Good cited a March deal in which Industrial Commercial Properties bought the Chapel Hill Mall in Akron, Ohio, with plans to convert it into an industrial business park.  

"There was a demand driver for industrial there, so the sale made sense for the investor," Good said. "But there are other malls in secondary and tertiary markets where you don't have that similar local demand drivers.

"Then there's the municipality to consider. If a mall has historically been the biggest tax generator in the community, and if officials don't recognize that's coming to an end, that's another hurdle to get over."

Another sticking point with retail redevelopment is the prospect of write-downs in value, especially for converting mall sites into distribution centers, a process that gained popularity during the pandemic as demand for distribution mushroomed.

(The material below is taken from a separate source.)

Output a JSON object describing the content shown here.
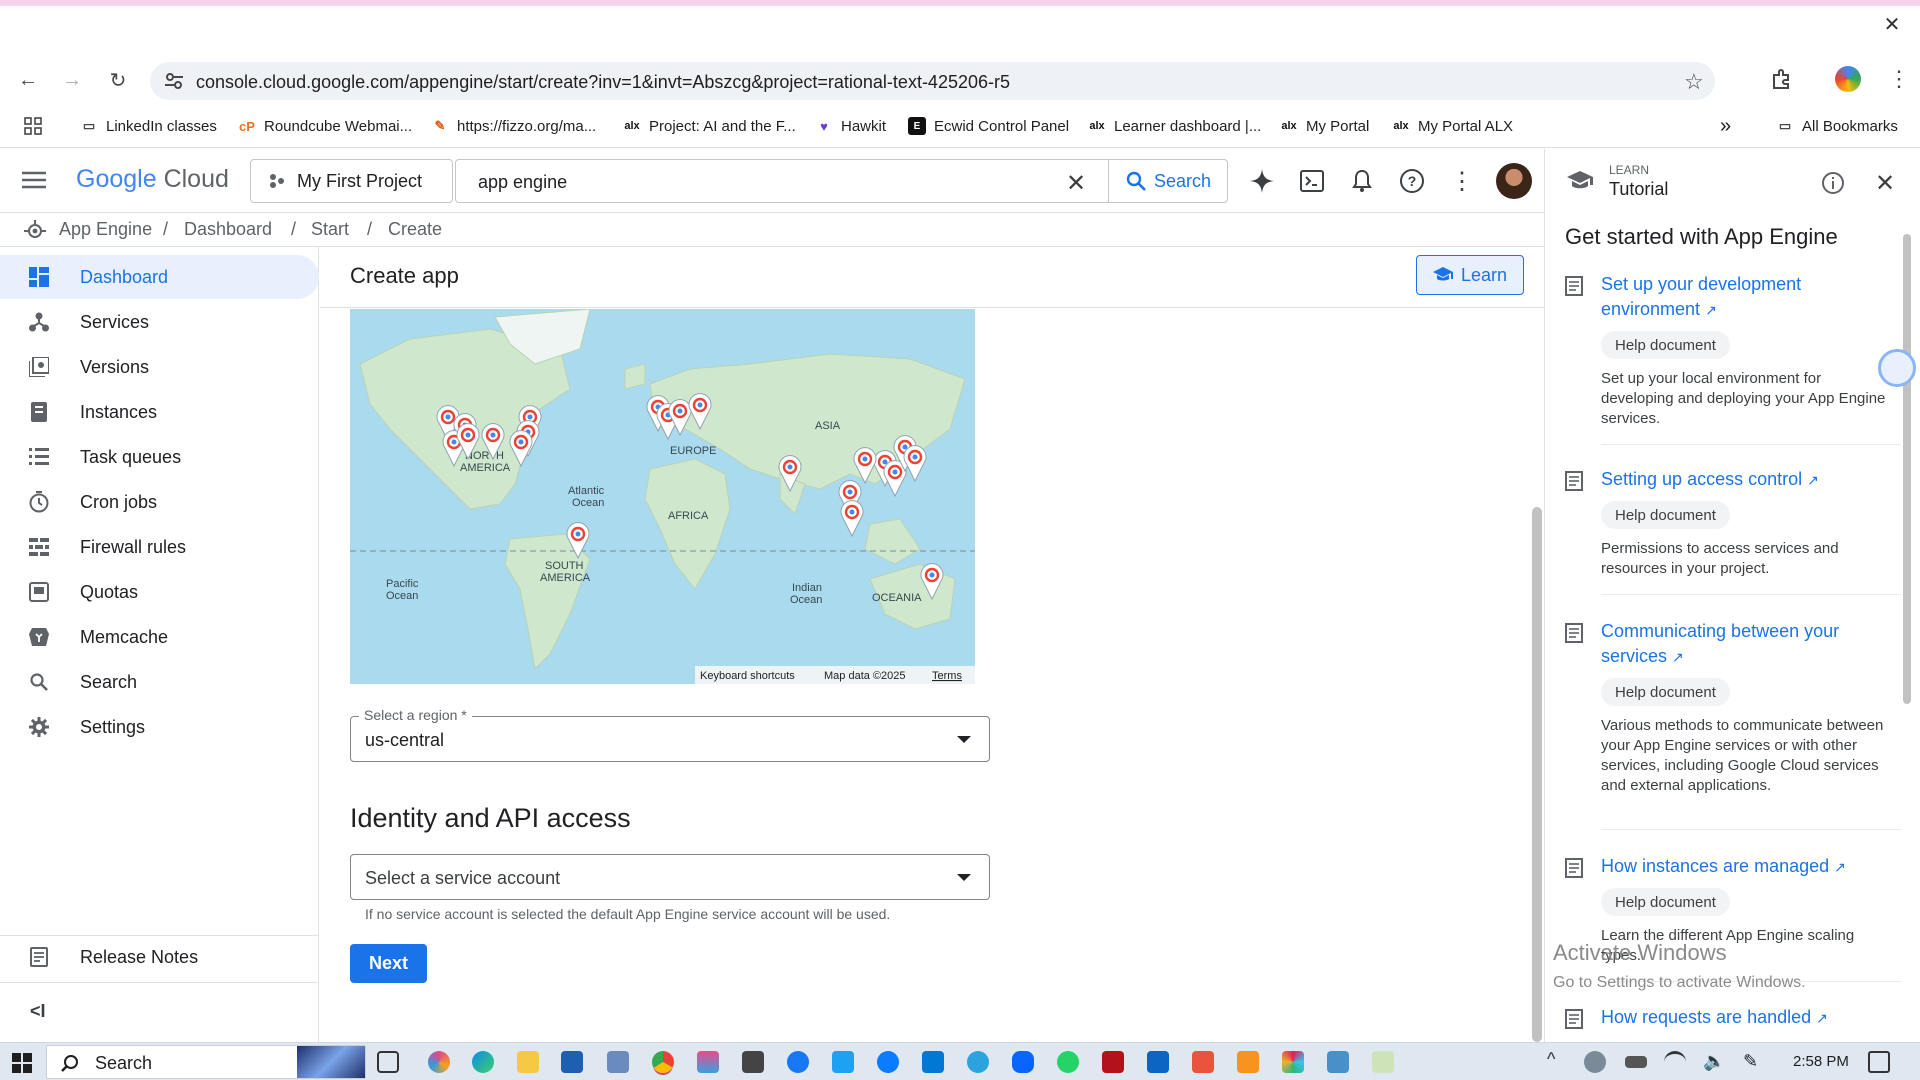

Converting a mall into an e-commerce warehouse could reduce its value anywhere from 60% to 90%, Ryan Preclaw, a research analyst at Barclays, told CNBC’s Worldwide Exchange in October.

"There's a limit to how much of that space needs to be turned into e-commerce warehouses," Preclaw said. "The issue is that Amazon, in terms of generating dollars per square foot, is much more efficient than a retail space."

With redevelopment even into industrial, the hottest asset class, no sure recipe for success, other investors are taking a wait-and-see approach to malls.

"We're watching that sector very closely and have no interest in buying malls right now," Walker & Dunlop Investment Partners President Sam Isaacson said. 

Walker & Dunlop Investment Partners is at work on a redevelopment of a retail site in Macon, Georgia, that involves the conversion to industrial of four former big-boxes of about 400K SF, plus the addition to the site of two more industrial properties totaling 160K SF.

"Industrial parks tend to be very big and in consolidated locations, but when you redevelop a retail site, that can leave you with a kind of random industrial property in the middle of a metro area," Isaacson said. "That's the case with the Macon redevelopment, and leasing is taking a little bit longer than we expected."

"Certain malls probably will stand the test of time, but the majority of them in this country are obsolete," Isaacson said. "Still, there can be value from the land. It really depends on the site, and we've always seen a pretty broad array of different business plans for different malls."